The Walt Disney Company's fight against Florida's Parental Rights in Education Act reveals its commitment to a "not-at-all-secret gay agenda," according to Christopher Rufo, of City Journal magazine.
Rufo tweeted on Tuesday that he had obtained video from inside Disney's meeting about the new Florida law, during which Executive Producer Latoya Raveneau claims to be regularly "adding queerness" to the company's children's programming.
"Our leadership over there has been so welcoming to my not-at-all-secret gay agenda," Raveneau said. "I don't have to be afraid to have these two characters kiss. Wherever I could, just basically adding queerness. No one would stop me, and no one was trying to stop me."
On Monday, Disney issued a statement hours after Florida Republican Gov. Ron DeSantis signed the parental rights legislation, saying that the bill "should never have passed and should never have been signed into law."
"Our goal as a company is for this law to be repealed by the legislature or struck down in the courts, and we remain committed to supporting the national and state organizations working to achieve that," Disney said.
The new Florida law expands parental education rights and bans classroom instruction of gender identity and sexual orientation in kindergarten through third grade.
DeSantis has said that he won't be swayed by media, business, or celebrity opinions about the new law.
"We will continue to recognize that in the state of Florida parents have a fundamental role in the education, healthcare and well-being of their children," DeSantis said in a video posted to his official Twitter account Monday. "We will not move from that. I don't care what corporate media outlets say, I don't care what Hollywood says, I don't care what big corporations say. Here I stand — I'm not backing down."
According to the Washington Examiner, Disney CEO Bob Chapek stopped the company's political donations in Florida on March 11 and apologized for the company's initial refusal to take a stand against the bill.
The company's storied Disney World Resort is located in Orlando, Florida, and Disney employs more than 60,000 people in the state, making it the largest employer in central Florida, according to the Orlando Business Journal.

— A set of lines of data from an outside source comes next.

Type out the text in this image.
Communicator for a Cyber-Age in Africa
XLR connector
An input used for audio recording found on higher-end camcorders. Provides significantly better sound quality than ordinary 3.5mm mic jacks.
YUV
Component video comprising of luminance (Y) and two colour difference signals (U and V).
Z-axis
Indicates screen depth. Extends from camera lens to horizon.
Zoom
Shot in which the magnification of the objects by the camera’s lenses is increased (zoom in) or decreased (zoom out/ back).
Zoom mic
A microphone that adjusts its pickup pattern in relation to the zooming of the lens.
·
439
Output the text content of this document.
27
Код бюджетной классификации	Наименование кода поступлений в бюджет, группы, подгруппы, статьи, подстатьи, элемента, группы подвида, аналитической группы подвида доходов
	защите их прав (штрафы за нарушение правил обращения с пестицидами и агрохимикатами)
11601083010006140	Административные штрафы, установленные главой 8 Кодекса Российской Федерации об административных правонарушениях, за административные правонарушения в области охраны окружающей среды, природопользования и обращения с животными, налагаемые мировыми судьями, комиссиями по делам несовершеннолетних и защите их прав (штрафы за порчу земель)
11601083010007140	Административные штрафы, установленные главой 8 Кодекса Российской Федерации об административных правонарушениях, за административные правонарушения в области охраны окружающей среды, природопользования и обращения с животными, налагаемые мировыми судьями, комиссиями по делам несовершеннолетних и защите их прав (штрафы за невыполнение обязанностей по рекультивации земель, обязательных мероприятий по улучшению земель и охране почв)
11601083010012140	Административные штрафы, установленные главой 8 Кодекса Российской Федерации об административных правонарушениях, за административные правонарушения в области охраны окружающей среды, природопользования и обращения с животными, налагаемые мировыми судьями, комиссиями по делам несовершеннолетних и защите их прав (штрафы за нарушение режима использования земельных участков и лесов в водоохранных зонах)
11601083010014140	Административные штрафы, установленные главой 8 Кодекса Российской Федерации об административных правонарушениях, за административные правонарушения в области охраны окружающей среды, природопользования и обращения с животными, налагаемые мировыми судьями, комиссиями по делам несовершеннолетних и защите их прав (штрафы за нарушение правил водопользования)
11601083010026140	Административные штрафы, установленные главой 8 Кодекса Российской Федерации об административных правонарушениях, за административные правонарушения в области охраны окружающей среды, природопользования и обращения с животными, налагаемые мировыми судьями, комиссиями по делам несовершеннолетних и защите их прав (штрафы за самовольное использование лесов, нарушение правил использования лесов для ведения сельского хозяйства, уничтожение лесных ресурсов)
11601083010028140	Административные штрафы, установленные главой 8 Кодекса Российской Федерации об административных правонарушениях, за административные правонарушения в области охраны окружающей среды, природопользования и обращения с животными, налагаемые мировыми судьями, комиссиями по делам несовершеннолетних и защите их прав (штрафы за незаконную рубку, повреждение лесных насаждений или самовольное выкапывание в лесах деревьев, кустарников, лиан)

In another apparent inside video posted to Rufo's Twitter account, Disney corporate President Karey Burke said, "I'm here as a mother of two queer children actually — one transgender child and one pansexual child."
"We have many, many, many LGBTQIA characters in our stories, and yet we don't have enough leads and narratives in which gay characters just get to be characters," she said.
It was not immediately clear if Burke spoke at the same meeting as Raveneau.